The one quadrillion watt laser burst, which lasts just a 10th of a trillionth of a second (0.0000000000001 second) will be used to study the secrets of the universe by enabling examination of gases at extreme temperatures solids at pressures of many billions of atmospheres - even creating mini-supernovas and exploring energy made by controlled fusion.”
That sounds very nice (impossible, but nice). Maybe, though, we could use the beam for energy since it’s more than 2,000 times the output of all power plants in the United States. I’m all for studying the universe, but maybe we could eradicate everyone’s home energy bills and then I’ll personally promise to donate half of what my bill used to be to this project. Everyone wins! Also, if you could make a laser that does the same for natural gas, my Comcast bill, the wife’s cell phone bill and car payment, and maybe even my rent somehow, that’d be really cool too.
The Texas Petawatt Project [University of Texas]

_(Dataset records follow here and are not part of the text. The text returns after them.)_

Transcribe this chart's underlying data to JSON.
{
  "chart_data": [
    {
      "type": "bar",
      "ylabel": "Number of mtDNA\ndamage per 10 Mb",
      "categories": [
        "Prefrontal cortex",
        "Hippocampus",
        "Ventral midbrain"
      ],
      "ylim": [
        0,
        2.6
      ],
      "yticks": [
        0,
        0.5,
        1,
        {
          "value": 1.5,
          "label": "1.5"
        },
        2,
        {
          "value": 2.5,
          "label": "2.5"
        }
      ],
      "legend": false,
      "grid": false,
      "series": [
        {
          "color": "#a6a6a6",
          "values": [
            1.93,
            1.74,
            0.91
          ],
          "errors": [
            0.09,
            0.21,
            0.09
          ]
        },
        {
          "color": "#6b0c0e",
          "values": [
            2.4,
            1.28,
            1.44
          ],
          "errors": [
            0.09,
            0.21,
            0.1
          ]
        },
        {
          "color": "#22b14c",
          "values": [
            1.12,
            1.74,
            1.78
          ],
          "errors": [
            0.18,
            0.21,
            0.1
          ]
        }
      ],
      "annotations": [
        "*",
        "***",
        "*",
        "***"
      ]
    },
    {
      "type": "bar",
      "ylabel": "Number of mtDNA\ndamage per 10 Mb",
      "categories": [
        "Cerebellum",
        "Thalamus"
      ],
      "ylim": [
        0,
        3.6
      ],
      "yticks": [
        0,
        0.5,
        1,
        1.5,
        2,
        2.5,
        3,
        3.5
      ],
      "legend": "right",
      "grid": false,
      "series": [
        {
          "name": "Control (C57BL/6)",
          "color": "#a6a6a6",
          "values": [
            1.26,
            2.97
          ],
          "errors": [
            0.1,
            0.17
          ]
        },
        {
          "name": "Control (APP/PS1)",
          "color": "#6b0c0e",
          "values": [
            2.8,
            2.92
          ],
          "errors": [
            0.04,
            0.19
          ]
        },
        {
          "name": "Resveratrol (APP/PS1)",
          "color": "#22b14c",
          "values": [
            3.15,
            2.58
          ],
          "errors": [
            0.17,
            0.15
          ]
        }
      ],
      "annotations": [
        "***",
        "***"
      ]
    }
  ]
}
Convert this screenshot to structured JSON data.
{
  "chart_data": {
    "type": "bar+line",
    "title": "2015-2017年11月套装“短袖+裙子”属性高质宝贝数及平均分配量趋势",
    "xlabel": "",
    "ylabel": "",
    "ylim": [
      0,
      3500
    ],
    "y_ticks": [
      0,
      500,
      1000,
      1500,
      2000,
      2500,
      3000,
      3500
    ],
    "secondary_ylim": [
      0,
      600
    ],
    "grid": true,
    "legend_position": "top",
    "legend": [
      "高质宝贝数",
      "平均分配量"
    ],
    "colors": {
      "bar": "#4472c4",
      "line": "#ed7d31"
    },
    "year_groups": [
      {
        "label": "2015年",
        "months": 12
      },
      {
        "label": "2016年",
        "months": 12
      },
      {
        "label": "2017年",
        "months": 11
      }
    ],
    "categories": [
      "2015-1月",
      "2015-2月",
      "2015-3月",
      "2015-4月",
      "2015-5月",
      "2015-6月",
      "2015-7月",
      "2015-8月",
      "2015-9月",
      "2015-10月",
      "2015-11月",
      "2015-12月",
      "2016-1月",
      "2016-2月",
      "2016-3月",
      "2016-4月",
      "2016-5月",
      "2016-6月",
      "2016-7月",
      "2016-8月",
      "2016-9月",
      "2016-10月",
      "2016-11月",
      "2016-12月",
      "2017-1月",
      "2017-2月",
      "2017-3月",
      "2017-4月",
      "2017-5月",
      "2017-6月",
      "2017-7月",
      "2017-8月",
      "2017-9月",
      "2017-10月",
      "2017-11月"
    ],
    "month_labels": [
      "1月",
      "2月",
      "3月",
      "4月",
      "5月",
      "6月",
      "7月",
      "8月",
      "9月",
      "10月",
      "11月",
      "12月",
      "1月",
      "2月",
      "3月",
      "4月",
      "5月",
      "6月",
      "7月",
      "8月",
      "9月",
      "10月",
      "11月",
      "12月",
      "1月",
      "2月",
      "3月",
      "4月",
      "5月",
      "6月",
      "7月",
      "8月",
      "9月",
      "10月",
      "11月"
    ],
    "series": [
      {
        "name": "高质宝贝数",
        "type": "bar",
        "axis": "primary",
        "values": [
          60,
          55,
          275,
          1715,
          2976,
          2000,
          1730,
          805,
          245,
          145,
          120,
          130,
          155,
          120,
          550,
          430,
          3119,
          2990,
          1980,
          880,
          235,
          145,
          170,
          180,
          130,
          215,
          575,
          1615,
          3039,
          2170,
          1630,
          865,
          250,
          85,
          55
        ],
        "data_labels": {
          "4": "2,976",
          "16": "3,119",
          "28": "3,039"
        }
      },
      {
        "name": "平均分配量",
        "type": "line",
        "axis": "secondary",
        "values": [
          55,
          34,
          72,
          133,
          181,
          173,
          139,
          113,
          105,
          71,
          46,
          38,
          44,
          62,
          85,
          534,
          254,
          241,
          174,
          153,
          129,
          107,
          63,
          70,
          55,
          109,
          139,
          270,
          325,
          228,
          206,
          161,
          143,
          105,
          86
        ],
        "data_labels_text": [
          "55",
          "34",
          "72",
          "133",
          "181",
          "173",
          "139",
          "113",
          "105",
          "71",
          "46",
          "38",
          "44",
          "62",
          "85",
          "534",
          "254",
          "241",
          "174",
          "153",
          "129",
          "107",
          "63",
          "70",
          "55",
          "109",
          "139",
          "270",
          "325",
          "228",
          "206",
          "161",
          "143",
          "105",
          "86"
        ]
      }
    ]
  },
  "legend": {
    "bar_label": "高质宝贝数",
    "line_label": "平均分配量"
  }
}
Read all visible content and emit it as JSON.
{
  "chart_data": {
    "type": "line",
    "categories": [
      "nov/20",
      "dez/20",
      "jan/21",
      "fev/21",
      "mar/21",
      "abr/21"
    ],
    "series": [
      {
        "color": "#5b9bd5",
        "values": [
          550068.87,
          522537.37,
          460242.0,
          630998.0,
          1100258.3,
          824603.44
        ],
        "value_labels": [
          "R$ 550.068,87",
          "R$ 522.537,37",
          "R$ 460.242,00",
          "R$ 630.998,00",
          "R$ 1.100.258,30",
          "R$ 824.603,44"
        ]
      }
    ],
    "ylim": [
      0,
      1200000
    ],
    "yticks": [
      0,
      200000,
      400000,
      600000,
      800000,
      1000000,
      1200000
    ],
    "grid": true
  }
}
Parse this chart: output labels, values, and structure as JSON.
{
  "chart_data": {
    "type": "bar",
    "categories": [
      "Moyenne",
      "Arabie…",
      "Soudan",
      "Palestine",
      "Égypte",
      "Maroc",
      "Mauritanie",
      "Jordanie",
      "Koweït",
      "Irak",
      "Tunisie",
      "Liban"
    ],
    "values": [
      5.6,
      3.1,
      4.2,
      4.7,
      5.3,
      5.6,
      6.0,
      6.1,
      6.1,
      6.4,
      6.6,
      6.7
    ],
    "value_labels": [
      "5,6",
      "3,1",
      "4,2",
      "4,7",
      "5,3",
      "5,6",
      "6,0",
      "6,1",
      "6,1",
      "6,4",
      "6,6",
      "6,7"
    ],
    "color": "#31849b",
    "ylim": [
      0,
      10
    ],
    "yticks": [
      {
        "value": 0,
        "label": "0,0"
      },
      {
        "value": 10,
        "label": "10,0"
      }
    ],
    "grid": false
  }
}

“I’m all for studying the universe, but maybe we could eradicate everyone’s home energy bills…”
Funny.
“Maybe, though, we could use the beam for energy since it’s more than 2,000 times the output of all power plants in the United States.”
Uh… What?
Just to clarify my skepticism with you statement about solving the world’s energy woes:
If you multiply the amount of power that that laser emits (1×10^15 watts) by the amount of time that it was emitting (1×10^-13 seconds = 1.667×10^-15 hours), you get 1.667 watt-hours. To put that into perspective, if you leave a 60-watt lightbulb on for an hour, that’s 60 watt-hours. You 1000-watt PC power supply (at full capacity) for an hour, that’s 1000 watt-hours (or 1 kilowatt-hour, the basic unit for which your power company charges you something like $0.10 or $0.15). SO, if you leave that 60-watt bulb on for an hour, it will consume 40 times the energy that this laser put out. Just. one. bulb.
What’s more, the energy needs to come from somewhere. The laser didn’t CREATE energy, it BURNED energy.
Long comment, I know, but that statement made my brain hurt. Let the engineers do the thinking.
Yeah. I wasn’t quite sure how it could output all that energy with out using at least that much energy and then some. Seems impossible.